A un niveau national :

En amont des mouvements migratoires :

 Un appui renforcé à la prévention des conflits ;
 Le renforcement des programmes de développement avec un réel objectif de réponse structurelle à long terme visant le décollage social et économique des pays et non la survie des plus défavorisés ;
 La réalisation systématique d’études d’impact portant sur les effets des politiques commerciales, de coopération et des accords de partenariat économique sur les migrations Sud-Sud et Nord-Sud, ainsi que la réalisation d’études portant sur le lien entre les phénomènes migratoires, le changement climatique et de désertification.

La mobilité internationale :

 L’adoption d’une loi de régularisation fondée sur des critères objectifs, permanents et indépendants de la volonté discrétionnaire de l’autorité publique et l’abolition de toutes les mesures faisant obstacle aux possibilités de regroupement familial ;
 La mise en place de programmes facilitant les migrations circulaires ;
 L’assouplissement des règles relatives à l’accès des étudiants des pays du Sud aux études supérieures dans les pays de l’ue et un financement accru en matière de bourses pour les trois cycles de l’enseignement supérieur.

 L’apport de la migration sur le développement :
La reconnaissance du rôle des migrants comme acteurs du développement ;
 La mise en place de programmes favorisant le transfert de compétences ;
 La mise en place d’un cadre d’accompagnement renforcé des initiatives de développement soutenus par les associations de migrants et les communautés d’origine ;
 La mise en place de systèmes financiers transnationaux permettant aux migrants de transférer de l’argent à moindre coût et le renforcement des possibilités d’investissement dans les pays d’origine.


Les liens entre financement de la coopération et migration :

 Ne pas comptabiliser les transferts financiers des migrants comme de l’aide publique au développement ;
 S’abstenir de considérer les frais relatifs à l’accueil des demandeurs d’asile pendant leur première année de procédure dans les montants alloués à l’aide publique au développement.

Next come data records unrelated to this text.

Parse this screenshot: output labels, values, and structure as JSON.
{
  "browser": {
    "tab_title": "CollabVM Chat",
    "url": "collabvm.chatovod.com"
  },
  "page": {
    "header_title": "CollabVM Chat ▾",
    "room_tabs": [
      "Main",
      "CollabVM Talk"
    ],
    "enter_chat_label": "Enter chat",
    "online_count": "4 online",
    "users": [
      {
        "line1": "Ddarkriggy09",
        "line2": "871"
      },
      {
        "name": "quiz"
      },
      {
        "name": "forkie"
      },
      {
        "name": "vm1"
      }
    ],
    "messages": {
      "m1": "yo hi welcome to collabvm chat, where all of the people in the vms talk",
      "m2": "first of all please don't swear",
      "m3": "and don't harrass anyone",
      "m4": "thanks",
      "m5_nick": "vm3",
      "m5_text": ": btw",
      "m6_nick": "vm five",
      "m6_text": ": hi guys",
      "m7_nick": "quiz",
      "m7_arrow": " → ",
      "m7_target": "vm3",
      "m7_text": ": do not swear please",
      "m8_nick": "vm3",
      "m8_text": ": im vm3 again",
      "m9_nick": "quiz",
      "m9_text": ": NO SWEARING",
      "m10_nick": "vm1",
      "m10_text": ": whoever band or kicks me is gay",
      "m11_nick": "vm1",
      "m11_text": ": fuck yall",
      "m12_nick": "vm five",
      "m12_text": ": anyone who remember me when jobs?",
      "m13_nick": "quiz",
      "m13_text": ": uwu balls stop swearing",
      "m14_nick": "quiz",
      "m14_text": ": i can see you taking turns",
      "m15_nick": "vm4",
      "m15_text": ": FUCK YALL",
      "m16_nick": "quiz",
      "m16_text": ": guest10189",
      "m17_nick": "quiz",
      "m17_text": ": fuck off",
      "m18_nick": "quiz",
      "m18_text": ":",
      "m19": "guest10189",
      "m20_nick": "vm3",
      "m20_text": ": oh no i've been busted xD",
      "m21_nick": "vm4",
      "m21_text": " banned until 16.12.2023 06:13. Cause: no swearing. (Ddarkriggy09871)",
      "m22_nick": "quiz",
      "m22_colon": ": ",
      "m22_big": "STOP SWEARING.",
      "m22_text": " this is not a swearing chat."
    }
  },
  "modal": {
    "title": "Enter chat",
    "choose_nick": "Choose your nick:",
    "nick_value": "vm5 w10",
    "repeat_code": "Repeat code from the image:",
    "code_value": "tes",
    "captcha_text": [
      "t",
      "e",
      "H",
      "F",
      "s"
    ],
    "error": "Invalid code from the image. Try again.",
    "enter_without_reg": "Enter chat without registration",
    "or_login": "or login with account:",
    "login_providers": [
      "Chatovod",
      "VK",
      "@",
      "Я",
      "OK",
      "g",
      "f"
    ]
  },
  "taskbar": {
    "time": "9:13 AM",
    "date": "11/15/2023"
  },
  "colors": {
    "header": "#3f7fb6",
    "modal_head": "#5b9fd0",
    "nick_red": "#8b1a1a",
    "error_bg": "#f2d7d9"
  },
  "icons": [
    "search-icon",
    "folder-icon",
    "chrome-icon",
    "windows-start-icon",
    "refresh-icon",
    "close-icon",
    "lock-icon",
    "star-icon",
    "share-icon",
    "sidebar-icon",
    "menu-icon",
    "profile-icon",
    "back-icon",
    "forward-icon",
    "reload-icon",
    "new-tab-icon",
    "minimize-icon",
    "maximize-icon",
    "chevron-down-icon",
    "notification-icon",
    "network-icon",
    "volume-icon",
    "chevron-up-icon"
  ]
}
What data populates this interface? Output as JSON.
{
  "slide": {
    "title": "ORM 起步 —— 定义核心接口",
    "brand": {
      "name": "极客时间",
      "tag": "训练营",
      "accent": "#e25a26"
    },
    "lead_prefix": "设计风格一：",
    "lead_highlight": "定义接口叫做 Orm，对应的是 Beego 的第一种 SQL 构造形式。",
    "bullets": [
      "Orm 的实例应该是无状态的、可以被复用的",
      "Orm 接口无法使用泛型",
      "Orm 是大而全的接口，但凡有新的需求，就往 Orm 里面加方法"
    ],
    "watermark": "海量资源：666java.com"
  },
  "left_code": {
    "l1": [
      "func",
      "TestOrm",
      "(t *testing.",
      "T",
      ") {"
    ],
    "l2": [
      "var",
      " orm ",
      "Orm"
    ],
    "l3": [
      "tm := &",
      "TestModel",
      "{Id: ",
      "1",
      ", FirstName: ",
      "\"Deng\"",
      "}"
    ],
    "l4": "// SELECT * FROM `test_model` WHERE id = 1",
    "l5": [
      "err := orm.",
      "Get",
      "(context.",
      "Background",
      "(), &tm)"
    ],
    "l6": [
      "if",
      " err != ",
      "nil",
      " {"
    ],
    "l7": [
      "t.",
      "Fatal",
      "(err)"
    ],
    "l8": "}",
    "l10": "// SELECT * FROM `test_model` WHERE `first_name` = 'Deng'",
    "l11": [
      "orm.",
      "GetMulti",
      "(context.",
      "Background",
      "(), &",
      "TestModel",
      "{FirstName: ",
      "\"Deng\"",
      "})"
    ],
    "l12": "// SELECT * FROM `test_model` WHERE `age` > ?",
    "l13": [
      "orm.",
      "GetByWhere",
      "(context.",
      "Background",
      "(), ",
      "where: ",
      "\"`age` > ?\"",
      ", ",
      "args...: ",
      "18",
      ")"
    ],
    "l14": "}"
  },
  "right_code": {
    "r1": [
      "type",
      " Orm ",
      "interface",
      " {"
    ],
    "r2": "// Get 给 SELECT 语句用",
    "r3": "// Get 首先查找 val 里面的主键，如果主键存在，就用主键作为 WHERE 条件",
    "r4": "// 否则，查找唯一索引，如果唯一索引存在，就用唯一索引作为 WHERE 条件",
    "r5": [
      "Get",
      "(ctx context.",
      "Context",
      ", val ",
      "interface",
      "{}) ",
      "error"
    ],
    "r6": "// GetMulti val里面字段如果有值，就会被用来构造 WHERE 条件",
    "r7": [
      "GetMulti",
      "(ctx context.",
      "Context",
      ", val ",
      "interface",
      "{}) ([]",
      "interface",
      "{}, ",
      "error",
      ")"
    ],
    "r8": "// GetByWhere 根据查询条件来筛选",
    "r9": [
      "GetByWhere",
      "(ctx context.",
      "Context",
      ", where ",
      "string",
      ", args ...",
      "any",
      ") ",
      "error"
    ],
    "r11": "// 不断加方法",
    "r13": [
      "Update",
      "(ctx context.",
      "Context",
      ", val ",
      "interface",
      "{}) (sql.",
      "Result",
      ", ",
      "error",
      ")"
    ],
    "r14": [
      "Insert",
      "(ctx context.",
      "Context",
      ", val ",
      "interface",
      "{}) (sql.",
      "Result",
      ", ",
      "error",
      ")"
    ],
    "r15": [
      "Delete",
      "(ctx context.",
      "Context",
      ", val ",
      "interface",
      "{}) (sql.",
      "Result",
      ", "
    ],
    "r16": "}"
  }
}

Au niveau européen et international :

 Demander explicitement et formellement à l’UE de cesser d’imposer des conditionnalités de réadmission des ressortissants des pays du Sud dans le cadre des accords de partenariat économique ;
 Œuvrer pour l’adoption d’une résolution visant à la refondation financière et juridique du HCR, de manière à ce qu’il protège effectivement les demandeurs d’asile et réfugiés, plutôt que les intérêts des gouvernements qui le financent ;
 La suppression des visas de court séjour, de toutes les entraves posées à la sortie d’un territoire, et la justification détaillée et contrôlée des refus de visas d’établissement avec une stricte symétrie des conditions africaines et européennes de délivrance de ce type de visas.